Mikelanjelo frescoda Hz.İsa'dan başlamak üzere bütün Azizleri çıplak çizmiş meğersem (Hz.Meryem hariç). Skandal!! Vatikan'da, Katolik Dünyasının kalbinde böyle bir "Blasphemy" olamazzz !!!

Bununla da yetinmeyip, Hz. İsa'yı Antik Yunan Heykeli Belvedere'li Apollo'dan ilham alarak resmetmiş- Skandal!

Bununla da yetinmeyip, her Aziz'in dini için nasıl şehit edildiğini çizdiği bu fresco'da derisi yüzülerek şehit edilen Aziz Bartalomeo'nun elinde tuttuğu deriye kendi yüzünü çizmiş-Skandal!! (artık nasıl bir illalah dediğini siz anlayın!)

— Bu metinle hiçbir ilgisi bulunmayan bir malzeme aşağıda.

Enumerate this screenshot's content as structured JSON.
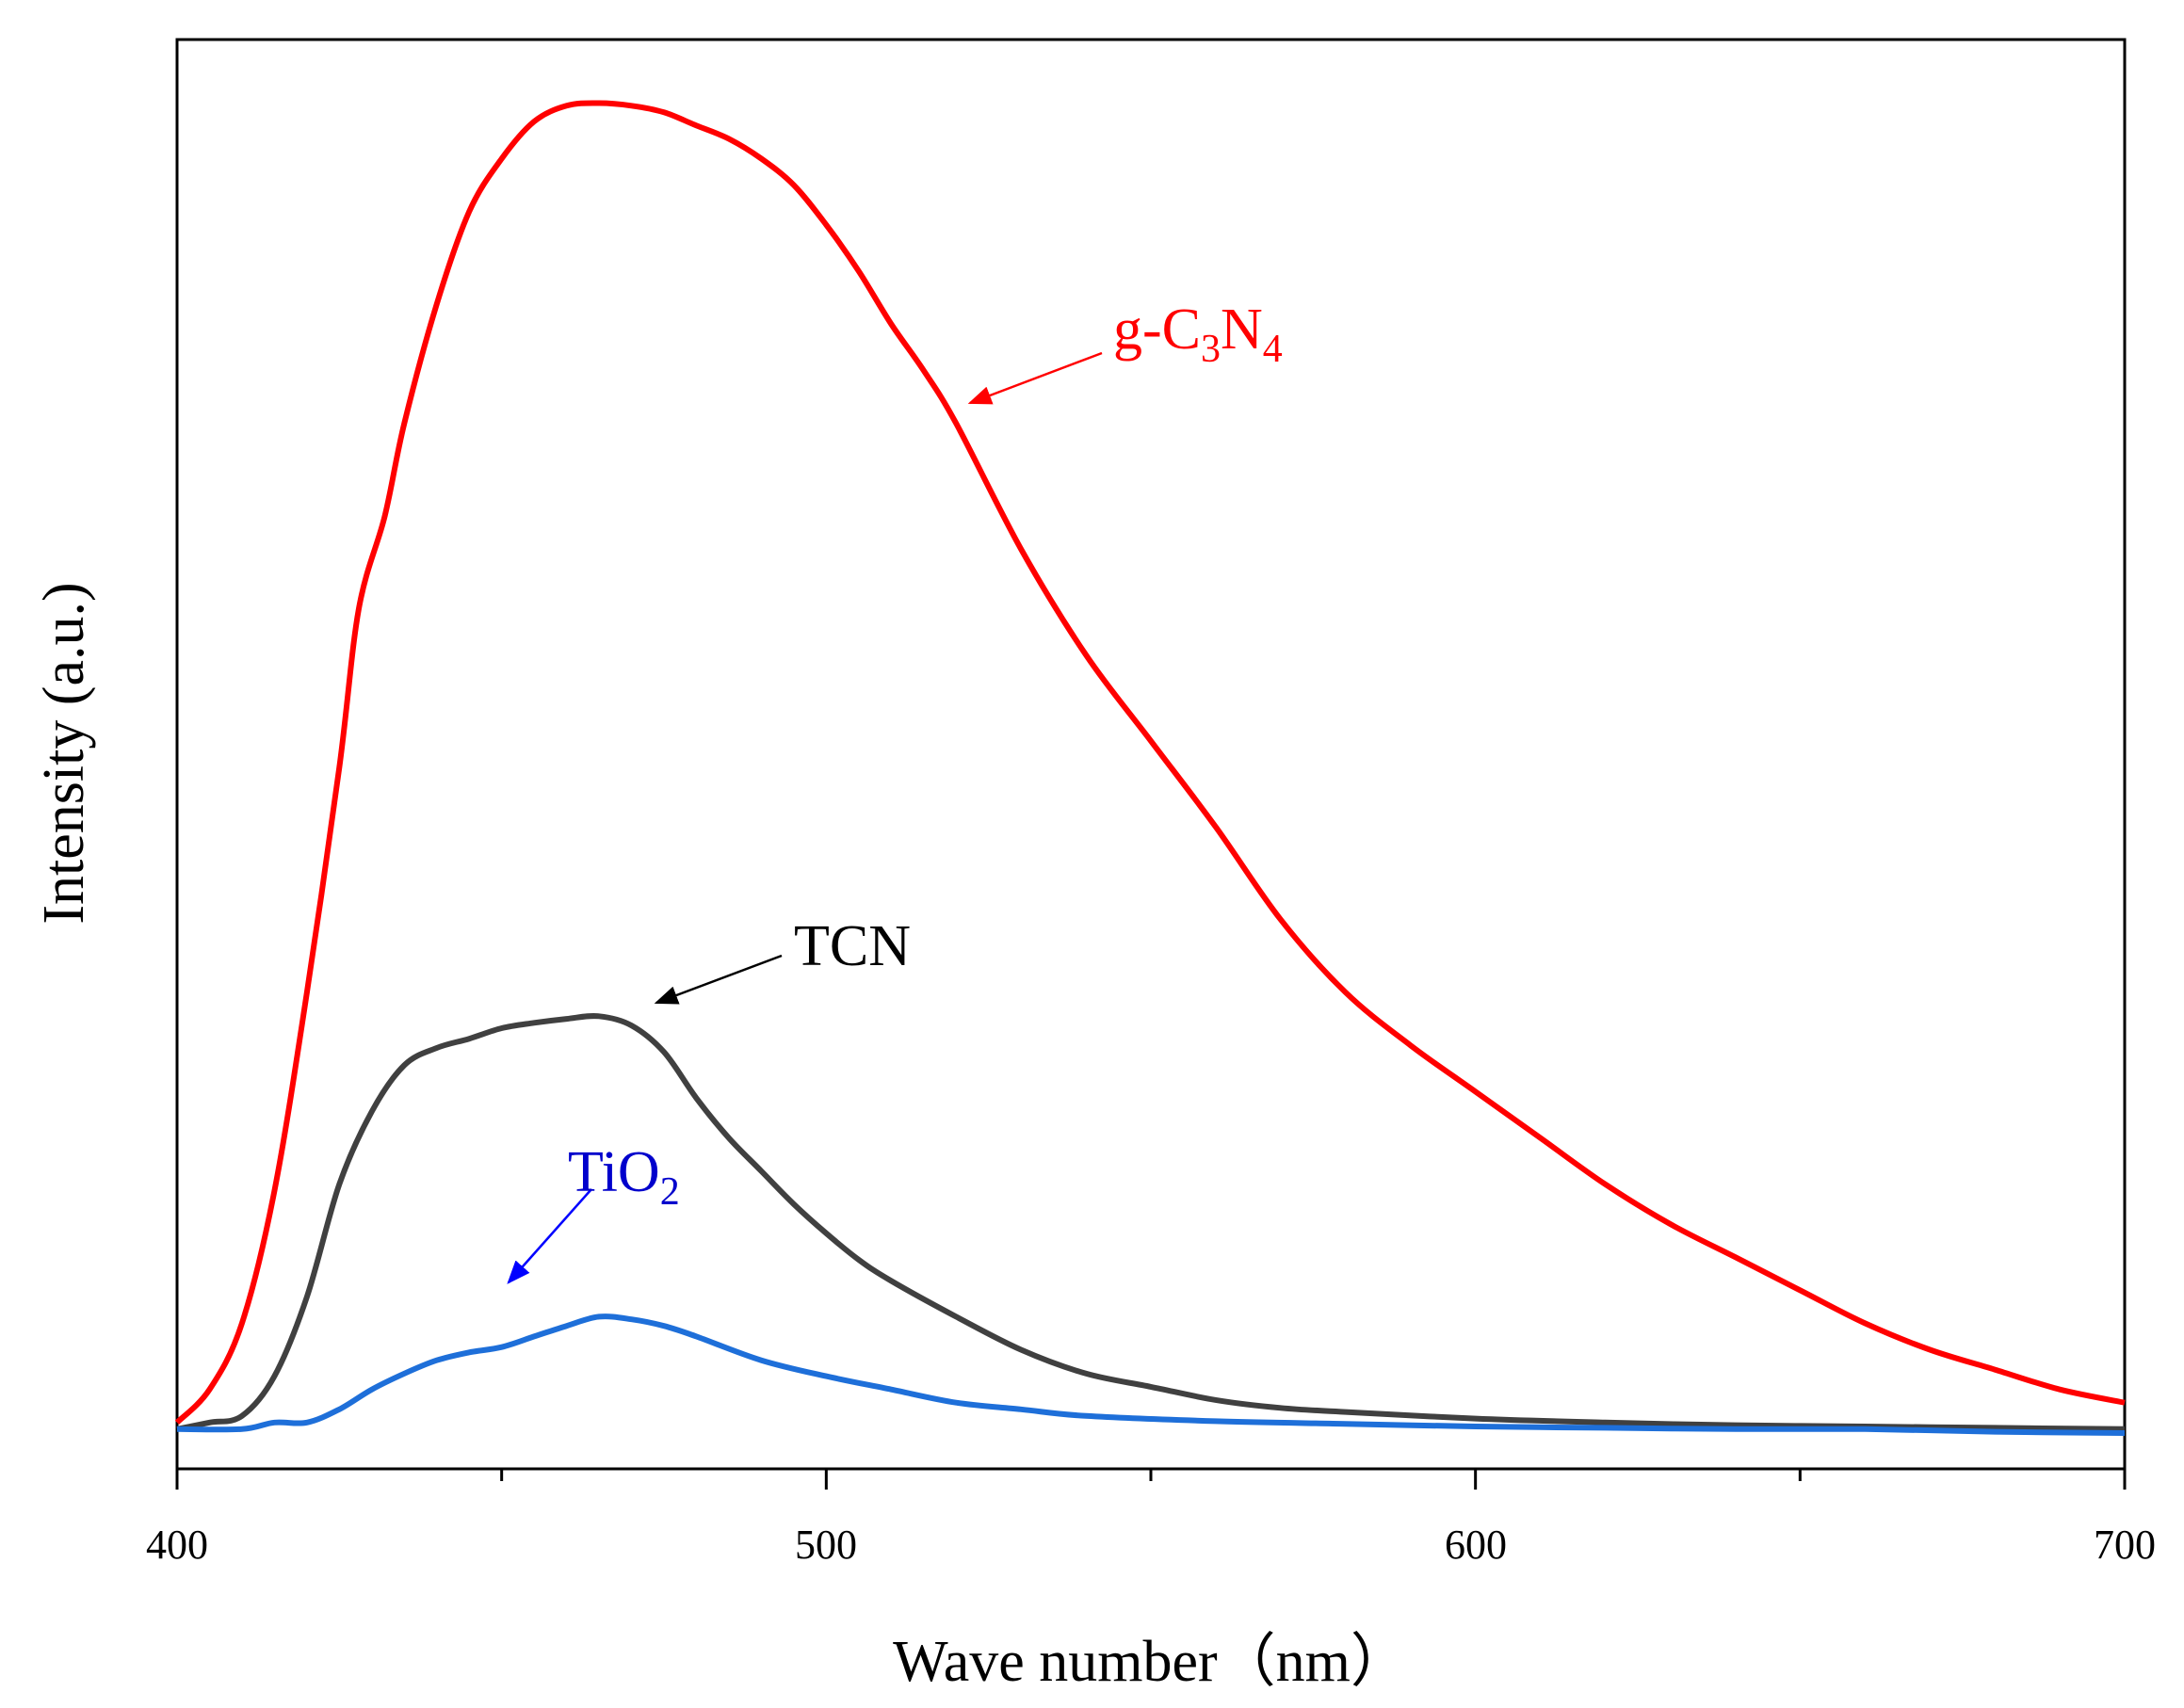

Bununla da yetinmeyip, Cehennemdeki zebanilerden birini eşek kulaklı Kardinal Cesena olarak çizmiş (hani şu her işe burnunu sokan meraklı Kardinal :P)- Skandal!!

Katolik Kilisesi ilerleyen senelerde bütün çıplaklığı örtecek şekilde Mikelanjelonun Sunak Frescosunun üstünden geçmiş. Bugün restore edilmesine rağmen, hala örtülü şekli muhafaza ediliyor.


Eveeeeeet, geldik bir hikayenin daha sonuna... (saat oldu sabahın 3'ü!)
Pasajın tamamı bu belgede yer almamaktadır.